First of all I use strictly UBO since the rendering API must be compatible with DX10/DX11. For all dynamic uniforms (those who are updated every frame, and there is a lot of them) I create one large shared UBO (actually two since it’s double buffered for performance reasons) and then use glBufferSubData to update a specific range on there.

Everything is std140, again for compatibility and to reduce dependencies between code and shaders.


glBufferSubData(GL_UNIFORM_BUFFER, MapOffset, MapLength, 0x0);
glBufferSubData(GL_UNIFORM_BUFFER, MapOffset, MapLength, pData);

Makes sense. However, for each instance rendered, it’s going to require some kind of index into the global array of MTW matrices, right? How is that index (per-object) supposed to be set? Somehow, somewhere, there’s going to need to be a per-object update of constant data - whether that be an index into a global array of MTW matrices or its actual MTW matrix.

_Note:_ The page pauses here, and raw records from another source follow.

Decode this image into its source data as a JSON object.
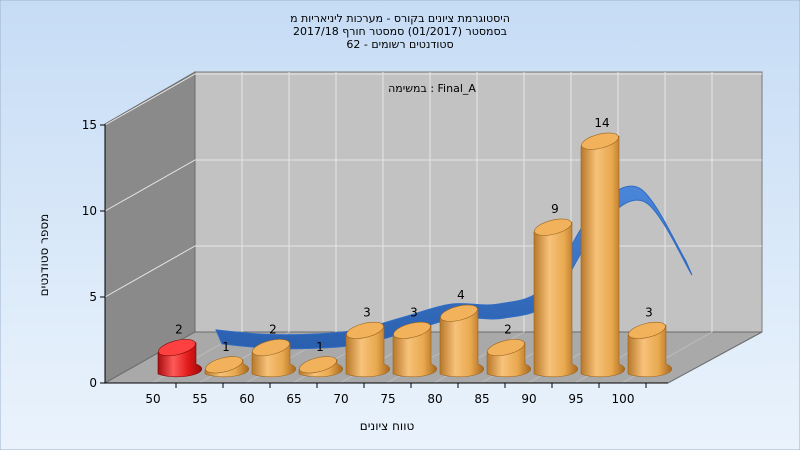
{
  "chart_data": {
    "type": "bar",
    "title_lines": [
      "היסטוגרמת ציונים בקורס - מערכות ליניאריות מ",
      "בסמסטר  (01/2017)  סמסטר חורף 2017/18",
      "סטודנטים רשומים - 62"
    ],
    "annotation": "במשימה : Final_A",
    "xlabel": "טווח ציונים",
    "ylabel": "מספר סטודנטים",
    "x_ticks": [
      "50",
      "55",
      "60",
      "65",
      "70",
      "75",
      "80",
      "85",
      "90",
      "95",
      "100"
    ],
    "y_ticks": [
      "0",
      "5",
      "10",
      "15"
    ],
    "ylim": [
      0,
      15
    ],
    "categories": [
      "50",
      "55",
      "60",
      "65",
      "70",
      "75",
      "80",
      "85",
      "90",
      "95",
      "100"
    ],
    "values": [
      2,
      1,
      2,
      1,
      3,
      3,
      4,
      2,
      9,
      14,
      3
    ],
    "value_labels": [
      "2",
      "1",
      "2",
      "1",
      "3",
      "3",
      "4",
      "2",
      "9",
      "14",
      "3"
    ],
    "highlight_index": 0,
    "curve": "distribution-ribbon",
    "grid": true,
    "colors": {
      "bar": "#E8A84E",
      "bar_highlight": "#E01818",
      "curve": "#2F6CC4",
      "background_top": "#C6DCF5",
      "background_bottom": "#EAF3FC",
      "plot_back": "#C2C2C2",
      "plot_side": "#8A8A8A",
      "plot_floor": "#A9A9A9"
    }
  }
}
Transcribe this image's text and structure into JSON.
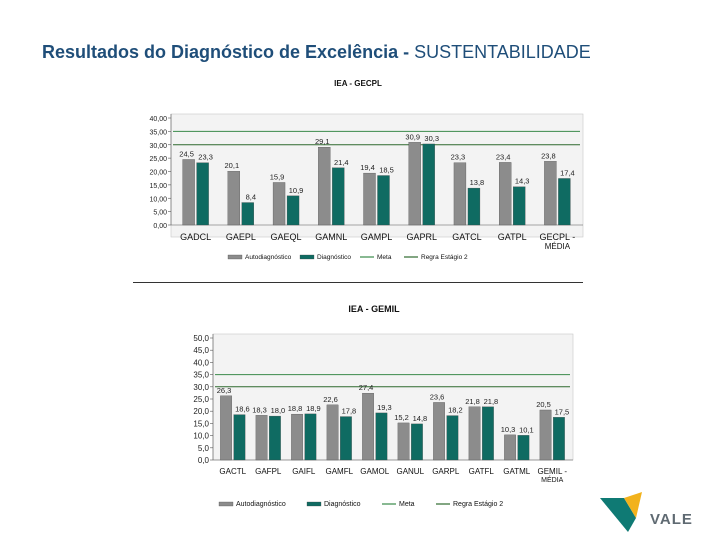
{
  "page": {
    "title_bold": "Resultados do Diagnóstico de Excelência -",
    "title_rest": " SUSTENTABILIDADE",
    "logo_text": "VALE"
  },
  "colors": {
    "title": "#1f4e79",
    "autodiagnostico": "#8c8c8c",
    "diagnostico": "#0f6b62",
    "meta": "#3a8a4a",
    "regra": "#2e6b2e"
  },
  "chart_data": [
    {
      "type": "bar",
      "title": "IEA - GECPL",
      "categories": [
        "GADCL",
        "GAEPL",
        "GAEQL",
        "GAMNL",
        "GAMPL",
        "GAPRL",
        "GATCL",
        "GATPL",
        "GECPL - MÉDIA"
      ],
      "series": [
        {
          "name": "Autodiagnóstico",
          "values": [
            24.5,
            20.1,
            15.9,
            29.1,
            19.4,
            30.9,
            23.3,
            23.4,
            23.8
          ],
          "labels": [
            "24,5",
            "20,1",
            "15,9",
            "29,1",
            "19,4",
            "30,9",
            "23,3",
            "23,4",
            "23,8"
          ]
        },
        {
          "name": "Diagnóstico",
          "values": [
            23.3,
            8.4,
            10.9,
            21.4,
            18.5,
            30.3,
            13.8,
            14.3,
            17.4
          ],
          "labels": [
            "23,3",
            "8,4",
            "10,9",
            "21,4",
            "18,5",
            "30,3",
            "13,8",
            "14,3",
            "17,4"
          ]
        }
      ],
      "reference_lines": [
        {
          "name": "Meta",
          "value": 35.0
        },
        {
          "name": "Regra Estágio 2",
          "value": 30.0
        }
      ],
      "legend": [
        "Autodiagnóstico",
        "Diagnóstico",
        "Meta",
        "Regra Estágio 2"
      ],
      "ylim": [
        0,
        40
      ],
      "yticks": [
        0,
        5,
        10,
        15,
        20,
        25,
        30,
        35,
        40
      ],
      "ytick_labels": [
        "0,00",
        "5,00",
        "10,00",
        "15,00",
        "20,00",
        "25,00",
        "30,00",
        "35,00",
        "40,00"
      ],
      "legend_position": "bottom"
    },
    {
      "type": "bar",
      "title": "IEA - GEMIL",
      "categories": [
        "GACTL",
        "GAFPL",
        "GAIFL",
        "GAMFL",
        "GAMOL",
        "GANUL",
        "GARPL",
        "GATFL",
        "GATML",
        "GEMIL - MÉDIA"
      ],
      "series": [
        {
          "name": "Autodiagnóstico",
          "values": [
            26.3,
            18.3,
            18.8,
            22.6,
            27.4,
            15.2,
            23.6,
            21.8,
            10.3,
            20.5
          ],
          "labels": [
            "26,3",
            "18,3",
            "18,8",
            "22,6",
            "27,4",
            "15,2",
            "23,6",
            "21,8",
            "10,3",
            "20,5"
          ]
        },
        {
          "name": "Diagnóstico",
          "values": [
            18.6,
            18.0,
            18.9,
            17.8,
            19.3,
            14.8,
            18.2,
            21.8,
            10.1,
            17.5
          ],
          "labels": [
            "18,6",
            "18,0",
            "18,9",
            "17,8",
            "19,3",
            "14,8",
            "18,2",
            "21,8",
            "10,1",
            "17,5"
          ]
        }
      ],
      "reference_lines": [
        {
          "name": "Meta",
          "value": 35.0
        },
        {
          "name": "Regra Estágio 2",
          "value": 30.0
        }
      ],
      "legend": [
        "Autodiagnóstico",
        "Diagnóstico",
        "Meta",
        "Regra Estágio 2"
      ],
      "ylim": [
        0,
        50
      ],
      "yticks": [
        0,
        5,
        10,
        15,
        20,
        25,
        30,
        35,
        40,
        45,
        50
      ],
      "ytick_labels": [
        "0,0",
        "5,0",
        "10,0",
        "15,0",
        "20,0",
        "25,0",
        "30,0",
        "35,0",
        "40,0",
        "45,0",
        "50,0"
      ],
      "legend_position": "bottom"
    }
  ]
}
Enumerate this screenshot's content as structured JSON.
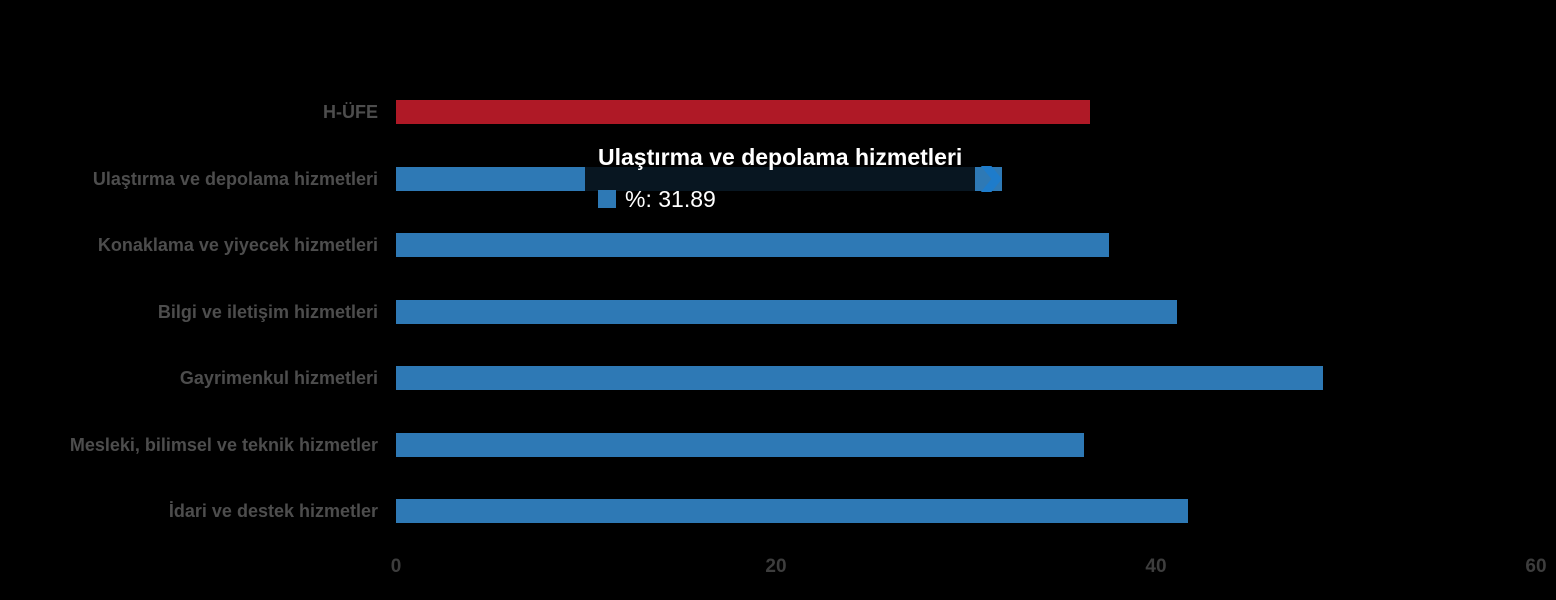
{
  "colors": {
    "background": "#000000",
    "category_label_text": "#4d4d4d",
    "axis_tick_text": "#3d3d3d",
    "default_bar": "#2E79B5",
    "hufe_bar": "#AF1926",
    "tooltip_background": "rgba(0,0,0,0.82)",
    "tooltip_text": "#ffffff",
    "chevron_blue": "#1E7CCB"
  },
  "chart_data": {
    "type": "bar",
    "orientation": "horizontal",
    "title": "",
    "xlabel": "",
    "ylabel": "",
    "xlim": [
      0,
      60
    ],
    "x_ticks": [
      "0",
      "20",
      "40",
      "60"
    ],
    "x_tick_values": [
      0,
      20,
      40,
      60
    ],
    "grid": false,
    "legend_position": "none",
    "categories": [
      "H-ÜFE",
      "Ulaştırma ve depolama hizmetleri",
      "Konaklama ve yiyecek hizmetleri",
      "Bilgi ve iletişim hizmetleri",
      "Gayrimenkul hizmetleri",
      "Mesleki, bilimsel ve teknik hizmetler",
      "İdari ve destek hizmetler"
    ],
    "series": [
      {
        "name": "%",
        "values": [
          36.5,
          31.89,
          37.5,
          41.1,
          48.8,
          36.2,
          41.7
        ]
      }
    ],
    "bar_colors": [
      "#AF1926",
      "#2E79B5",
      "#2E79B5",
      "#2E79B5",
      "#2E79B5",
      "#2E79B5",
      "#2E79B5"
    ]
  },
  "tooltip": {
    "title": "Ulaştırma ve depolama hizmetleri",
    "series_label": "%",
    "value": "31.89",
    "text": "%: 31.89",
    "marker_color": "#2E79B5",
    "target_category_index": 1
  }
}
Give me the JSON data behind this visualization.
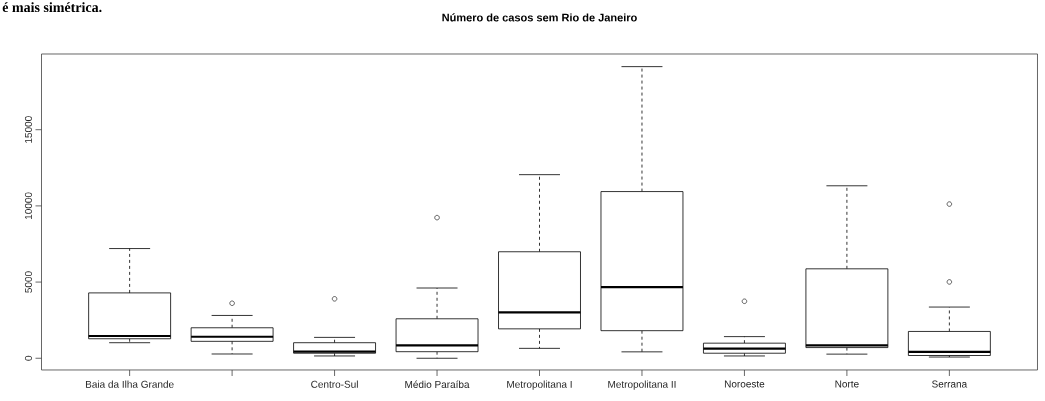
{
  "chart_data": {
    "type": "box",
    "title": "Número de casos sem Rio de Janeiro",
    "annotations": [
      "é mais simétrica."
    ],
    "categories": [
      "Baia da Ilha Grande",
      null,
      "Centro-Sul",
      "Médio Paraíba",
      "Metropolitana I",
      "Metropolitana II",
      "Noroeste",
      "Norte",
      "Serrana"
    ],
    "boxes": [
      {
        "low": 1020,
        "q1": 1280,
        "median": 1460,
        "q3": 4290,
        "high": 7200
      },
      {
        "low": 280,
        "q1": 1110,
        "median": 1410,
        "q3": 2000,
        "high": 2810,
        "outliers": [
          3610
        ]
      },
      {
        "low": 150,
        "q1": 330,
        "median": 430,
        "q3": 1020,
        "high": 1370,
        "outliers": [
          3900
        ]
      },
      {
        "low": 0,
        "q1": 430,
        "median": 850,
        "q3": 2590,
        "high": 4610,
        "outliers": [
          9230
        ]
      },
      {
        "low": 650,
        "q1": 1930,
        "median": 3010,
        "q3": 6990,
        "high": 12050
      },
      {
        "low": 420,
        "q1": 1810,
        "median": 4670,
        "q3": 10940,
        "high": 19140
      },
      {
        "low": 150,
        "q1": 330,
        "median": 630,
        "q3": 990,
        "high": 1420,
        "outliers": [
          3740
        ]
      },
      {
        "low": 270,
        "q1": 700,
        "median": 840,
        "q3": 5870,
        "high": 11320
      },
      {
        "low": 80,
        "q1": 180,
        "median": 420,
        "q3": 1760,
        "high": 3360,
        "outliers": [
          5010,
          10120
        ]
      }
    ],
    "ylim": [
      -770,
      19970
    ],
    "yticks": [
      0,
      5000,
      10000,
      15000
    ]
  }
}
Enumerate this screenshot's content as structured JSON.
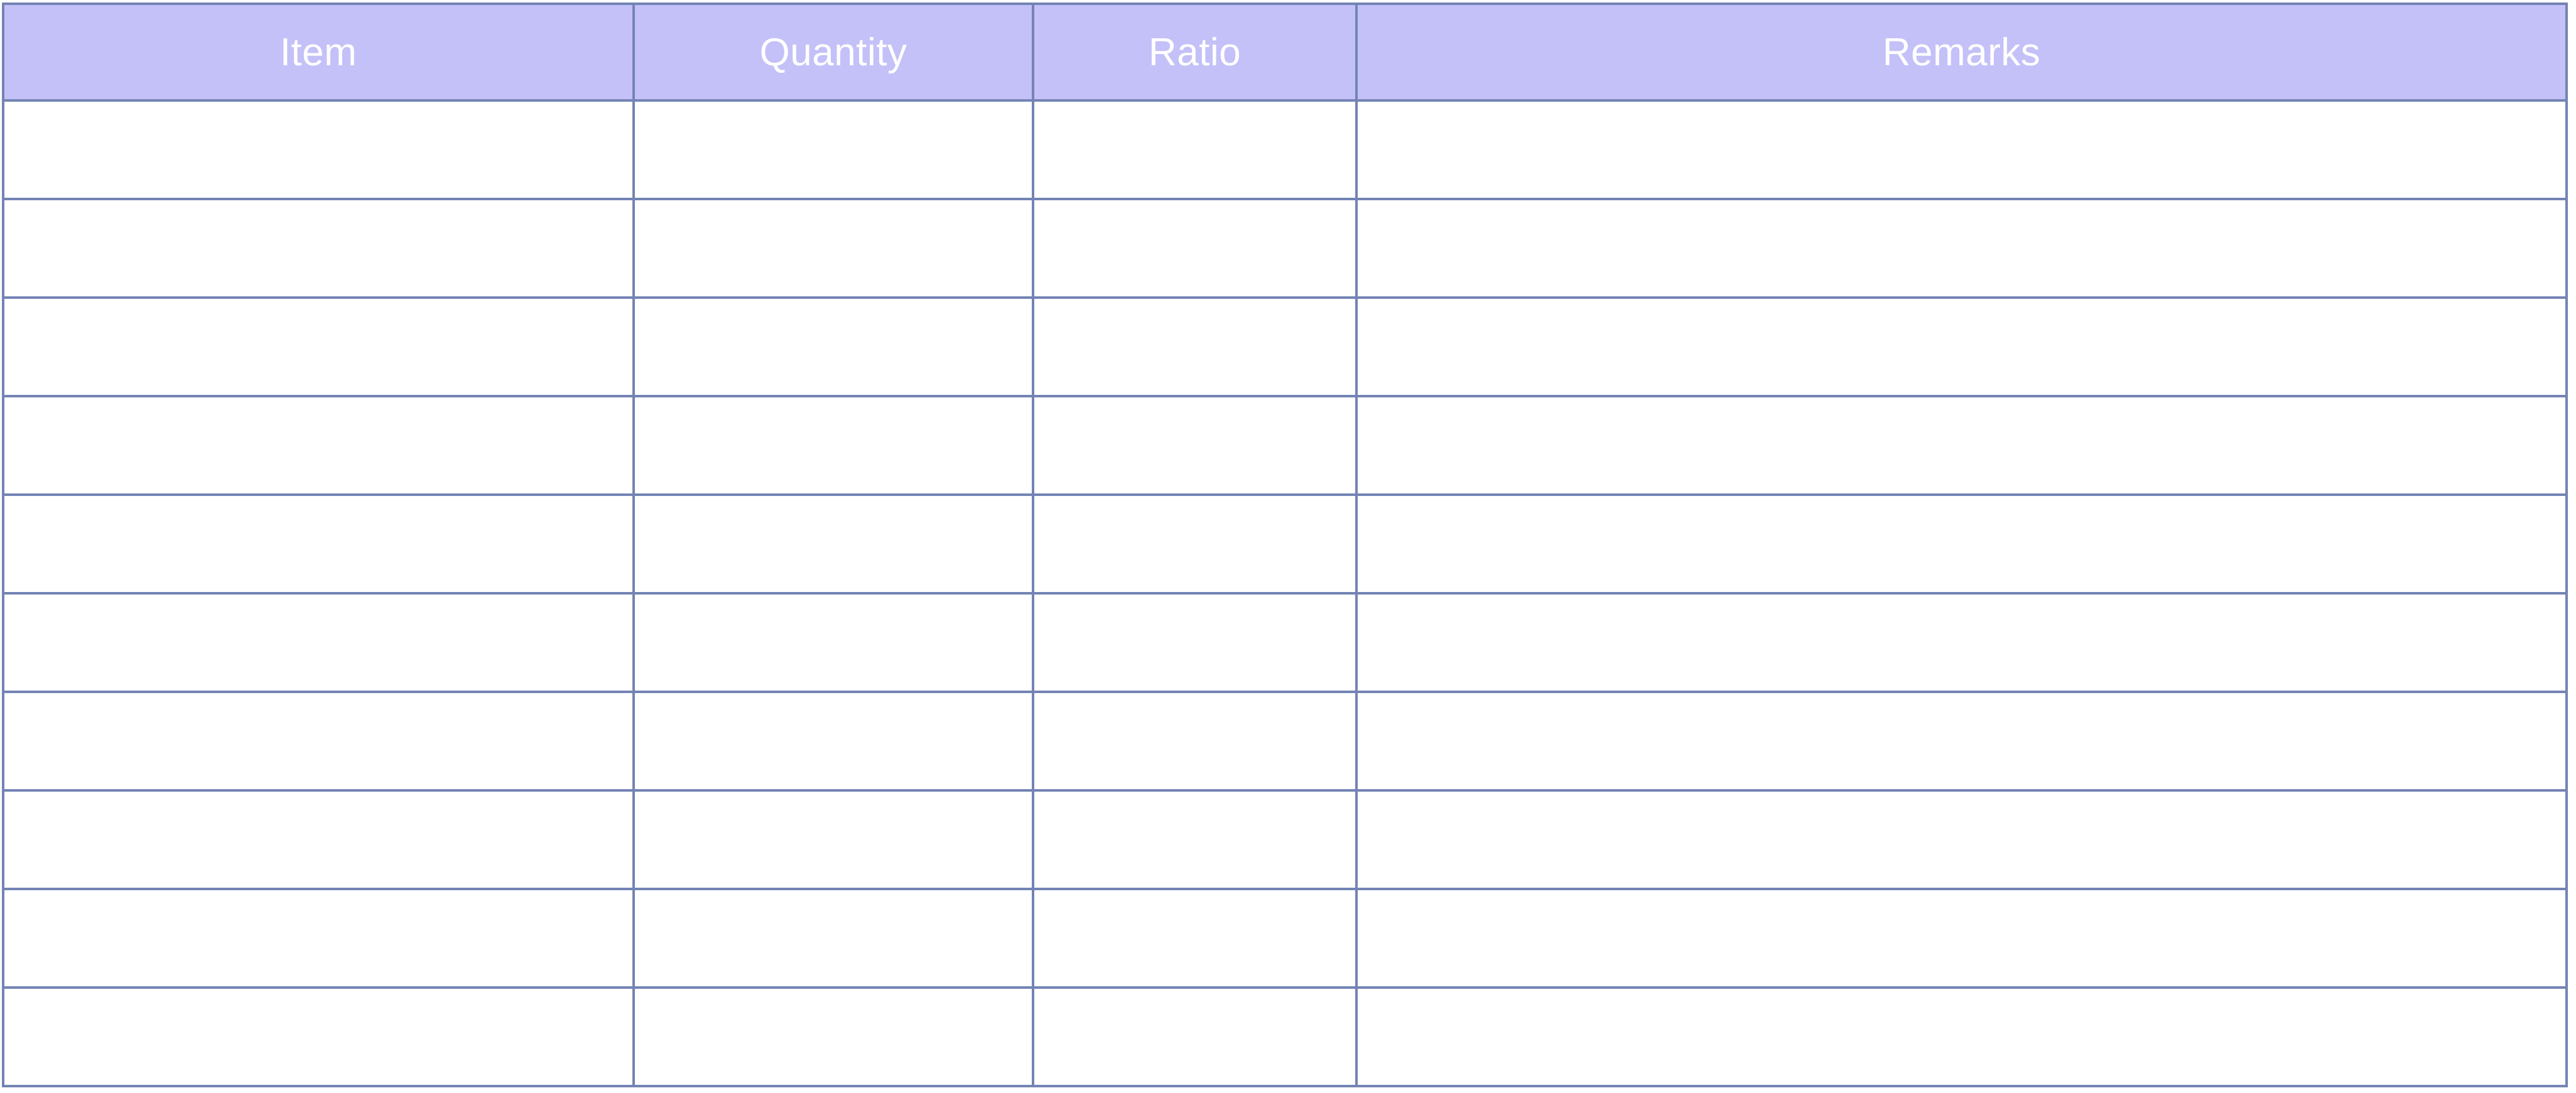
{
  "table": {
    "header_bg": "#c4c1f8",
    "border_color": "#7384b4",
    "header_text_color": "#ffffff",
    "columns": [
      {
        "key": "item",
        "label": "Item"
      },
      {
        "key": "quantity",
        "label": "Quantity"
      },
      {
        "key": "ratio",
        "label": "Ratio"
      },
      {
        "key": "remarks",
        "label": "Remarks"
      }
    ],
    "rows": [
      [
        "",
        "",
        "",
        ""
      ],
      [
        "",
        "",
        "",
        ""
      ],
      [
        "",
        "",
        "",
        ""
      ],
      [
        "",
        "",
        "",
        ""
      ],
      [
        "",
        "",
        "",
        ""
      ],
      [
        "",
        "",
        "",
        ""
      ],
      [
        "",
        "",
        "",
        ""
      ],
      [
        "",
        "",
        "",
        ""
      ],
      [
        "",
        "",
        "",
        ""
      ],
      [
        "",
        "",
        "",
        ""
      ]
    ]
  }
}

And Sunray, like you I’m trying to maintain some feature parity because this is an abstracted renderer built on top of DX10 and OpenGL. The DX10 HLSLWihtoutFX10 example clearly implies that it’s okay to operate with multiple constant buffer updates per frame. Maybe the example isn’t that great and it breaks down in real world usage scenarios?

I just wanted to follow up here. Instead of mapping/unmapping, I’m now calling glBufferData with a pointer to the constant data instead of NULL. This is apparently extremely fast. This is handling several hundred objects with ease, in ~0.2 ms.

It seems to me that glMappBufferRange with GL_MAP_INVALIDATE_BUFFER_BIT followed by a memcpy into the mapped memory should be the same in terms of performance. However, it’s not. Furthermore, the way the docs read, it seems as though glMapBufferrange is intended to be used the same way DirectX’s buffers are used with either the discard or no overwrite flags.

How is that index (per-object) supposed to be set?

That’s up to you. You define the concept of an “Object”, so within that concept must be a reference to where this object’s per-instance data in the large buffer is stored.

This offset is not part of the uniform data; it is part of how you bind the uniform data. It’s one of the parameters to glBindBufferRange.

It seems to me that glMappBufferRange with GL_MAP_INVALIDATE_BUFFER_BIT followed by a memcpy into the mapped memory should be the same in terms of performance. However, it’s not. Furthermore, the way the docs read, it seems as though glMapBufferrange is intended to be used the same way DirectX’s buffers are used with either the discard or no overwrite flags.

Or, it’s just ATI :wink:

glMapBufferRange is still “new”, despite being available for 1.5 years. I imagine, with the relative scarcity of new OpenGL games on Windows that they have not had a need to optimize glMapBufferRange.

There is no reason for glBufferData(NULL) to be any slower than glMapBufferRange with invalidate. And on NVIDIA drivers, it isn’t. I guess ATI hasn’t gotten around to optimizing this call.